Le intercettazioni sono già vietate, su Google

Le intercettazioni sono già vietate, su Google

Mentre su giornali, forum e blog si fa un gran parlare della legge sulle intercettazioni che il governo sta tentando di far passare accanto ad altre leggi chiaramente ad personam per difendere gli interessi del premier, nella Rete c’è chi questa legge già la applica, in maniera silenziosa e strisciante, senza però vietare le intercettazioni ambientali o telefoniche in maniera esplicita.

Parliamo di Google, che negli ultimi giorni ha aggiornato la lista delle categorie di articoli che non si possono pubblicizzare tramite il proprio servizio di pubblicità AdWords oltre ai consueti divieti di promuovere materiale pornografico, di incitamento all’odio razziale o alla violenza, o comunque illegale.

Negli ultimi giorni, la sezione italiana del gigante di Mountain View ha inviato un messaggio ad alcuni tra i propri inserzionisti, più precisamente a quelli che producono o vendono microspie, microregistratori, microfoni nascosti, telecamere in miniatura e tutte le attrezzature utilizzate dalle forze dell’ordine o dalle agenzie investigative per le loro indagini contro il crimine, le frodi, lo spionaggio industriale o per i casi di infedeltà coniugale.

Google informa i propri inserzionisti di avere modificato le proprie norme pubblicitarie, non accettando più annunci che promuovano articoli per lo spionaggio o disposizioni per le intercettazioni telefoniche.
Abbiamo già visto come, nel caso della Cina, i programmatori di Big G abbiano fatto buon viso a cattivo gioco lasciando in piedi i filtri imposti dal governo di Pechino, barattando la libertà di accesso alla libera informazione degli internauti cinesi con la propria libertà di accesso al più grande mercato del mondo.

In questo caso, non abbiamo riscontri univoci in tal senso, ma poiché come diceva il Divo Giulio, in Italia “a pensar male si fa peccato ma spesso ci si azzecca”, non sarebbe inverosimile che la “longa manus” del governo italiano avesse raggiunto Google e quella che è la principale fonte di reddito del motore di ricerca.

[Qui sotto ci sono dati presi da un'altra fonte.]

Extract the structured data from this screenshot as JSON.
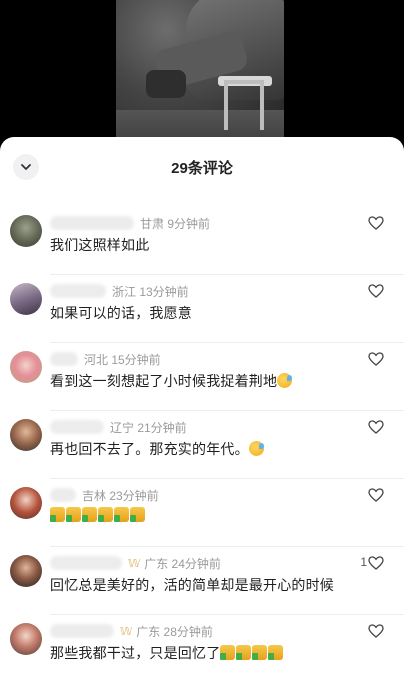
{
  "sheet": {
    "title": "29条评论"
  },
  "icons": {
    "collapse": "chevron-down-icon",
    "like": "heart-outline-icon"
  },
  "colors": {
    "sheet_bg": "#ffffff",
    "meta_text": "#9a9a9a",
    "body_text": "#1f1f1f",
    "divider": "#ededed"
  },
  "comments": [
    {
      "meta": "甘肃 9分钟前",
      "text": "我们这照样如此",
      "emoji": [],
      "likes": ""
    },
    {
      "meta": "浙江 13分钟前",
      "text": "如果可以的话，我愿意",
      "emoji": [],
      "likes": ""
    },
    {
      "meta": "河北 15分钟前",
      "text": "看到这一刻想起了小时候我捉着荆地",
      "emoji": [
        "sweat-smile-emoji"
      ],
      "likes": ""
    },
    {
      "meta": "辽宁 21分钟前",
      "text": "再也回不去了。那充实的年代。",
      "emoji": [
        "sweat-smile-emoji"
      ],
      "likes": ""
    },
    {
      "meta": "吉林 23分钟前",
      "text": "",
      "emoji": [
        "thumbs-up-emoji",
        "thumbs-up-emoji",
        "thumbs-up-emoji",
        "thumbs-up-emoji",
        "thumbs-up-emoji",
        "thumbs-up-emoji"
      ],
      "likes": ""
    },
    {
      "meta": "广东 24分钟前",
      "text": "回忆总是美好的，活的简单却是最开心的时候",
      "emoji": [],
      "likes": "1",
      "crown": true
    },
    {
      "meta": "广东 28分钟前",
      "text": "那些我都干过，只是回忆了",
      "emoji": [
        "thumbs-up-emoji",
        "thumbs-up-emoji",
        "thumbs-up-emoji",
        "thumbs-up-emoji"
      ],
      "likes": "",
      "crown": true
    }
  ]
}
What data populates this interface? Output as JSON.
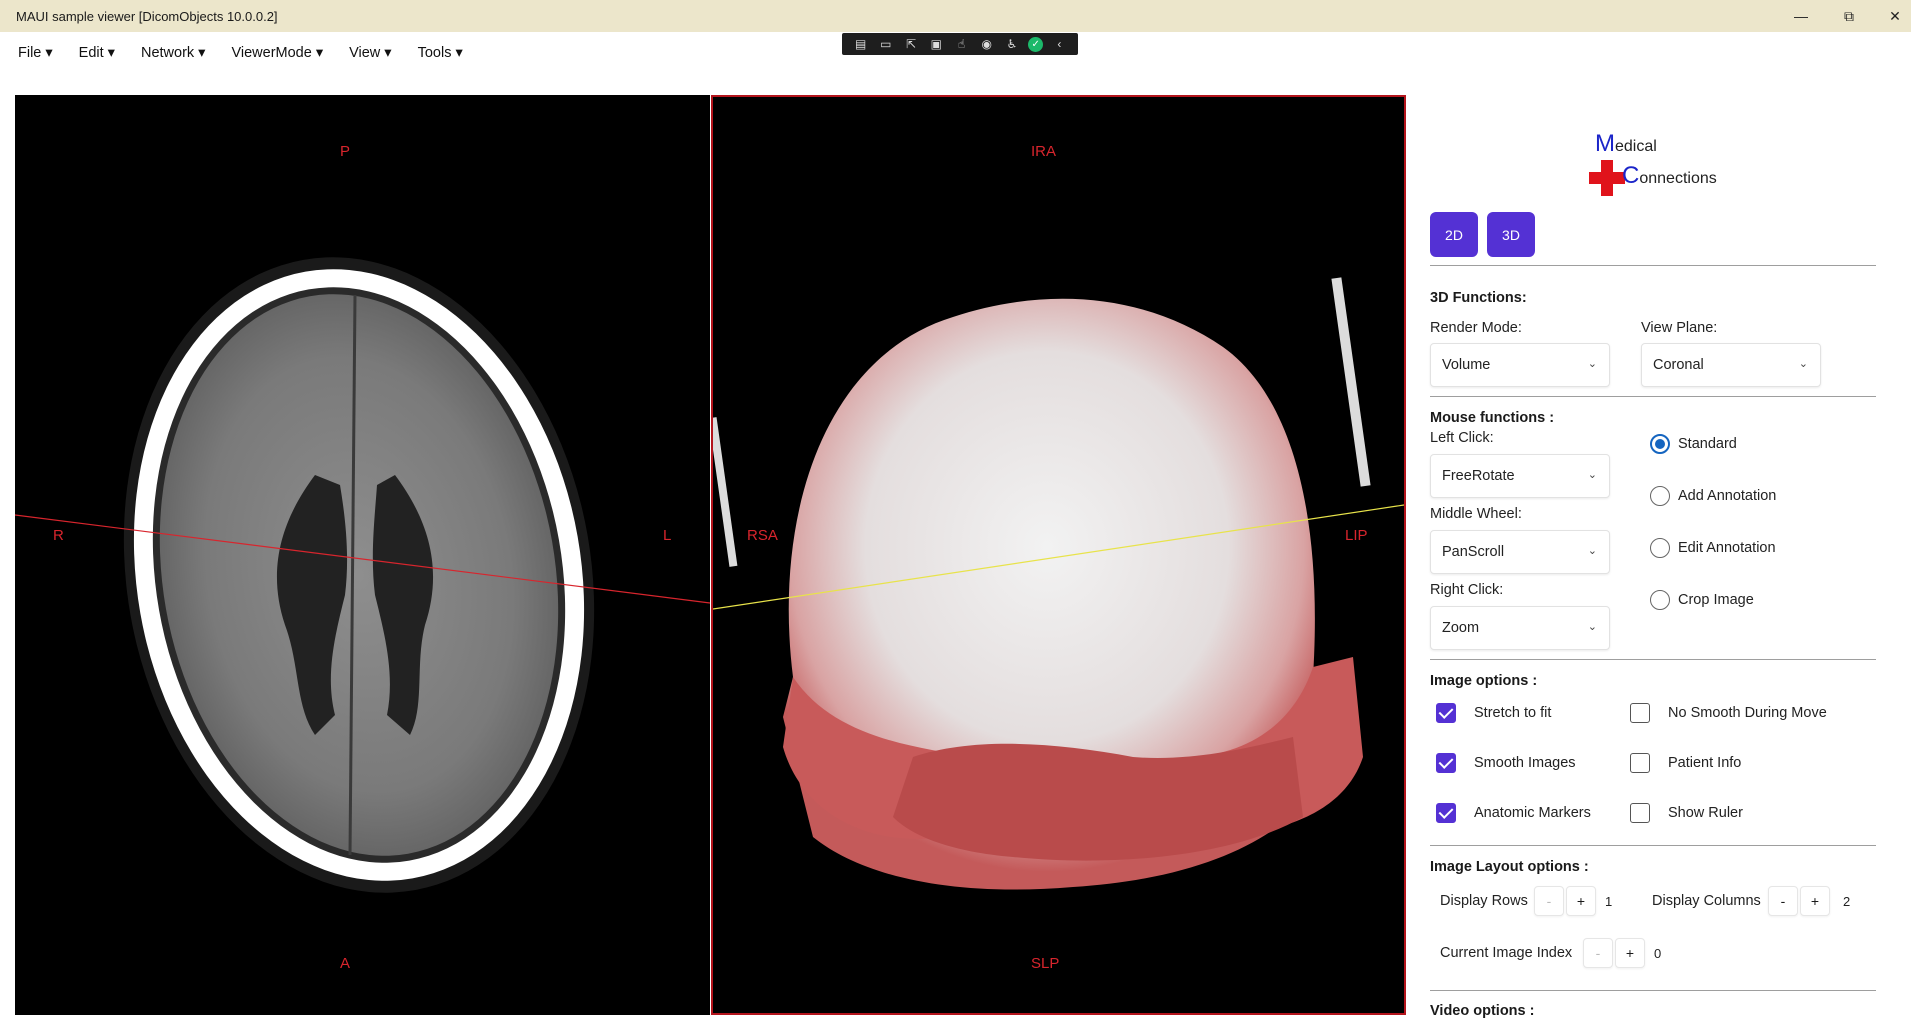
{
  "window": {
    "title": "MAUI sample viewer  [DicomObjects 10.0.0.2]",
    "minimize": "—",
    "restore": "⧉",
    "close": "✕"
  },
  "menu": [
    "File ▾",
    "Edit ▾",
    "Network ▾",
    "ViewerMode ▾",
    "View ▾",
    "Tools ▾"
  ],
  "floating_toolbar": {
    "icons": [
      "grid-icon",
      "camera-icon",
      "cursor-icon",
      "frame-icon",
      "touch-icon",
      "wave-icon",
      "accessibility-icon",
      "check-icon",
      "chevron-left-icon"
    ],
    "collapse": "‹"
  },
  "viewer_2d": {
    "markers": {
      "top": "P",
      "bottom": "A",
      "left": "R",
      "right": "L"
    }
  },
  "viewer_3d": {
    "markers": {
      "top": "IRA",
      "bottom": "SLP",
      "left": "RSA",
      "right": "LIP"
    }
  },
  "logo": {
    "line1_initial": "M",
    "line1_rest": "edical",
    "line2_initial": "C",
    "line2_rest": "onnections"
  },
  "panel": {
    "mode_buttons": [
      "2D",
      "3D"
    ],
    "functions_3d": {
      "heading": "3D Functions:",
      "render_mode_label": "Render Mode:",
      "render_mode_value": "Volume",
      "view_plane_label": "View Plane:",
      "view_plane_value": "Coronal"
    },
    "mouse": {
      "heading": "Mouse functions :",
      "left_label": "Left Click:",
      "left_value": "FreeRotate",
      "middle_label": "Middle Wheel:",
      "middle_value": "PanScroll",
      "right_label": "Right Click:",
      "right_value": "Zoom",
      "radios": [
        {
          "label": "Standard",
          "selected": true
        },
        {
          "label": "Add Annotation",
          "selected": false
        },
        {
          "label": "Edit Annotation",
          "selected": false
        },
        {
          "label": "Crop Image",
          "selected": false
        }
      ]
    },
    "image_options": {
      "heading": "Image options :",
      "checks": [
        {
          "label": "Stretch to fit",
          "checked": true
        },
        {
          "label": "No Smooth During Move",
          "checked": false
        },
        {
          "label": "Smooth Images",
          "checked": true
        },
        {
          "label": "Patient Info",
          "checked": false
        },
        {
          "label": "Anatomic Markers",
          "checked": true
        },
        {
          "label": "Show Ruler",
          "checked": false
        }
      ]
    },
    "layout": {
      "heading": "Image Layout options :",
      "rows_label": "Display Rows",
      "rows_value": "1",
      "cols_label": "Display Columns",
      "cols_value": "2",
      "index_label": "Current Image Index",
      "index_value": "0",
      "minus": "-",
      "plus": "+"
    },
    "video": {
      "heading": "Video options :"
    }
  },
  "colors": {
    "accent": "#5431d4",
    "marker": "#d8252d",
    "radio_selected": "#1565c0",
    "viewport_border": "#b3141c",
    "titlebar": "#ece6cb"
  }
}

Se consideriamo che l’azienda televisiva del Presidente del Consiglio ha fatto causa a YouTube (di proprietà, per l’appunto, di Google) richiedendo i danni per la diffusione di filmati provenienti dalle reti Mediaset, potrebbe non essere fantascienza l’idea di uno “scambio” tra tale causa e il blocco della pubblicità, una misura piccola ed invisibile ma che contribuisce a rendere più difficile la vita non soltanto per chi usa le intercettazioni telefoniche per combattere il crimine, ma anche per chi lavora onestamente in questo campo, producendo le microspie che vengono usate per intercettare.

Insomma, se il Parlamento non approva la legge, c’è sempre un modo per aggirare i fastidiosi lacci e lacciuoli della legalità e ottenere il risultato che tale legge si prefissa: bloccare le intercettazioni.